Dans un tel contexte, il faut soutenir l’institution psychanalytique. Soutenir et transmettre celle qui existe, afin qu’elle ne s’arrête pas avec la génération qui l’a fondée, cela représente beaucoup de travail, cela exige du temps. Les jeunes générations qui reprendront le flambeau sont d’ores et déjà appelées à en peser le prix et la difficulté. Mais il faut aussi soutenir la psychanalyse auprès des institutions qui nous régissent, auprès des instances qui réglementent notre représentativité et notre accès au débat administratif et législatif. Sans doute faudra-t-il dès lors continûment nous donner les moyens de l’information, de la réflexion, de l’action adéquate et efficace.
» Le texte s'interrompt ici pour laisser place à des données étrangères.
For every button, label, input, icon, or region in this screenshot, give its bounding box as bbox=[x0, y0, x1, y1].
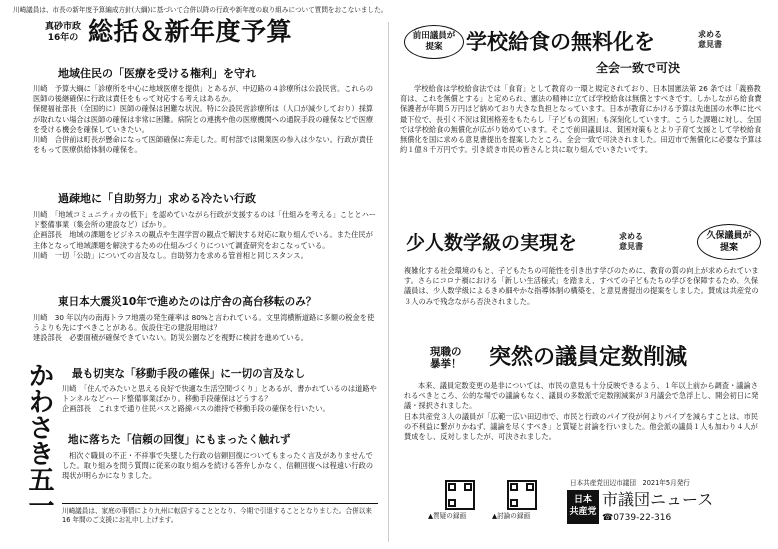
newsletter-name: 市議団ニュース bbox=[602, 490, 714, 509]
suffix-school-lunch: 求める 意見書 bbox=[698, 30, 722, 49]
proposer-bubble-kubo: 久保議員が 提案 bbox=[697, 224, 761, 260]
column-divider bbox=[388, 22, 389, 542]
party-logo: 日本 共産党 bbox=[567, 490, 599, 524]
top-note: 川崎議員は、市長の新年度予算編成方針(大綱)に基づいて合併以降の行政や新年度の取り組みについて質問をおこないました。 bbox=[13, 6, 388, 14]
section-medical: 川崎 予算大綱に「診療所を中心に地域医療を提供」とあるが、中辺路の４診療所は公設民営。これらの医師の後継確保に行政は責任をもって対応する考えはあるか。 保健福祉部長（全国的に）医師の確保は困難な状況。特に公設民営診療所は（人口が減少しており）採算が取れない場合は医師の確保は非常に困難。病院との連携や他の医療機関への通院手段の確保などで医療を受ける機会を確保していきたい。 川崎 合併前は町長が懸命になって医師確保に奔走した。町村部では開業医の参入は少ない。行政が責任をもって医療供給体制の確保を。 bbox=[33, 84, 374, 155]
result-unanimous: 全会一致で可決 bbox=[596, 61, 681, 75]
section-earthquake: 川崎 30 年以内の南海トラフ地震の発生確率は 80%と言われている。文里湾横断道路に多額の税金を使うよりも先にすべきことがある。仮設住宅の建設用地は？ 建設部長 必要面積が確保できていない。防災公園などを視野に検討を進めている。 bbox=[33, 313, 375, 343]
title-seat-reduction: 突然の議員定数削減 bbox=[489, 345, 688, 370]
vertical-title: かわさき五一 bbox=[24, 362, 54, 518]
suffix-small-class: 求める 意見書 bbox=[619, 232, 643, 251]
label-outrage: 現職の 暴挙！ bbox=[430, 346, 462, 370]
section-seat-reduction: 本来、議員定数変更の是非については、市民の意見も十分反映できるよう、１年以上前から調査・議論されるべきところ、公的な場での議論もなく、議員の多数派で定数削減案が３月議会で急浮上し、開会初日に発議・採択されました。 日本共産党３人の議員が「広範一広い田辺市で、市民と行政のパイプ役が何よりパイプを減らすことは、市民の不利益に繋がりかねず、議論を尽くすべき」と質疑と討論を行いました。他会派の議員１人も加わり４人が賛成をし、反対しましたが、可決されました。 bbox=[404, 381, 759, 442]
section-trust: 相次ぐ職員の不正・不祥事で失墜した行政の信頼回復についてもまったく言及がありませんでした。取り組みを問う質問に従来の取り組みを続ける答弁しかなく、信頼回復へは程遠い行政の現状が明らかになりました。 bbox=[62, 451, 374, 481]
heading-medical: 地域住民の「医療を受ける権利」を守れ bbox=[58, 67, 256, 80]
qr-code-debate[interactable] bbox=[507, 480, 537, 510]
issuer-line: 日本共産党田辺市議団 2021年5月発行 bbox=[570, 479, 690, 487]
title-school-lunch: 学校給食の無料化を bbox=[466, 30, 655, 54]
section-transport: 川崎 「住んでみたいと思える良好で快適な生活空間づくり」とあるが、書かれているのは道路やトンネルなどハード整備事業ばかり。移動手段確保はどうする？ 企画部長 これまで通り住民バスと路線バスの維持で移動手段の確保を行いたい。 bbox=[62, 384, 377, 414]
heading-transport: 最も切実な「移動手段の確保」に一切の言及なし bbox=[72, 368, 306, 380]
section-school-lunch: 学校給食は学校給食法では「食育」として教育の一環と規定されており、日本国憲法第 26 条では「義務教育は、これを無償とする」と定められ、憲法の精神に立てば学校給食は無償とすべきです。しかしながら給食費保護者が年間５万円ほど納めており大きな負担となっています。日本が教育にかける予算は先進国の水準に比べ最下位で、長引く不況は貧困格差をもたらし「子どもの貧困」も深刻化しています。こうした課題に対し、全国では学校給食の無償化が広がり始めています。そこで前田議員は、貧困対策もとより子育て支援として学校給食無償化を国に求める意見書提出を提案したところ、全会一致で可決されました。田辺市で無償化に必要な予算は約１億８千万円です。引き続き市民の皆さんと共に取り組んでいきたいです。 bbox=[400, 84, 762, 155]
heading-earthquake: 東日本大震災10年で進めたのは庁舎の高台移転のみ？ bbox=[58, 296, 317, 308]
bottom-note: 川崎議員は、家庭の事情により九州に転居することとなり、今期で引退することとなりました。合併以来 16 年間のご支援にお礼申し上げます。 bbox=[62, 503, 378, 526]
title-prefix: 真砂市政 16年の bbox=[44, 22, 81, 43]
main-title: 総括＆新年度予算 bbox=[88, 17, 293, 46]
section-small-class: 複雑化する社会環境のもと、子どもたちの可能性を引き出す学びのために、教育の質の向上が求められています。さらにコロナ禍における「新しい生活様式」を踏まえ、すべての子どもたちの学びを保障するため、久保議員は、少人数学級によるきめ細やかな指導体制の構築を、と意見書提出の提案をしました。賛成は共産党の３人のみで残念ながら否決されました。 bbox=[404, 266, 759, 306]
qr-code-question[interactable] bbox=[445, 480, 475, 510]
qr-label-question: ▲質疑の録画 bbox=[428, 512, 467, 520]
section-self-help: 川崎 「地域コミュニティカの低下」を認めていながら行政が支援するのは「仕組みを考える」こととハード整備事業（集会所の建設など）ばかり。 企画部長 地域の課題をビジネスの観点や生涯学習の観点で解決する対応に取り組んでいる。また住民が主体となって地域課題を解決するための仕組みづくりについて調査研究をおこなっている。 川崎 一切「公助」についての言及なし。自助努力を求める管首相と同じスタンス。 bbox=[33, 210, 377, 260]
title-small-class: 少人数学級の実現を bbox=[406, 232, 578, 254]
phone-number: ☎0739-22-316 bbox=[602, 513, 672, 523]
heading-trust: 地に落ちた「信頼の回復」にもまったく触れず bbox=[68, 434, 291, 446]
qr-label-debate: ▲討論の録画 bbox=[492, 512, 531, 520]
proposer-bubble-maeda: 前田議員が 提案 bbox=[404, 25, 464, 59]
heading-self-help: 過疎地に「自助努力」求める冷たい行政 bbox=[58, 192, 256, 205]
C’est ce que soutient le Groupe de contact depuis décembre dernier, réuni à l’initiative de son secrétaire Jacques Sédat[1]. Il rassemble les responsables ou représentants de douze associations de psychanalystes, qui vont continuer d’œuvrer dans ce but, en héritant d’une longue histoire institutionnelle liée aux évènements politiques et aux mesures législatives concernant la psychanalyse, de plus ou moins près, dans les quarante dernières années. Ce Groupe est intervenu en différents points pour essayer de faire en sorte que le débat de l’Assemblée soit informé, pour tenter de maintenir l’accès des psychanalystes aux revues scientifiques qui commandent l’enseignement. Dans cette perspective, à Espace analytique, outre notre participation à la mobilisation régulière des responsables d’associations analytiques, et celle de tous les membres qui le peuvent, nous devrons peut-être dans notre association prévoir un budget qui permette de soutenir plus efficacement cette action, ce sera en débat dans nos instances. Tout cela ne fait au fond que commencer, recommencer, et une vigilance constante sera nécessaire.

 

                        Gisèle Chaboudez, avec la collaboration de Jacques Sédat et Gérard Pommier.

 

 

[1] Pour l’historique des actions des psychanalystes et de la création de ce Groupe on peut se reporter à l’article de Jacques Sédat « Statut et situation de la psychanalyse en France », Topique, 2008, n°101. Il est consultable sur le site d’Espace analytique, dans la rubrique « Dossiers et publications ».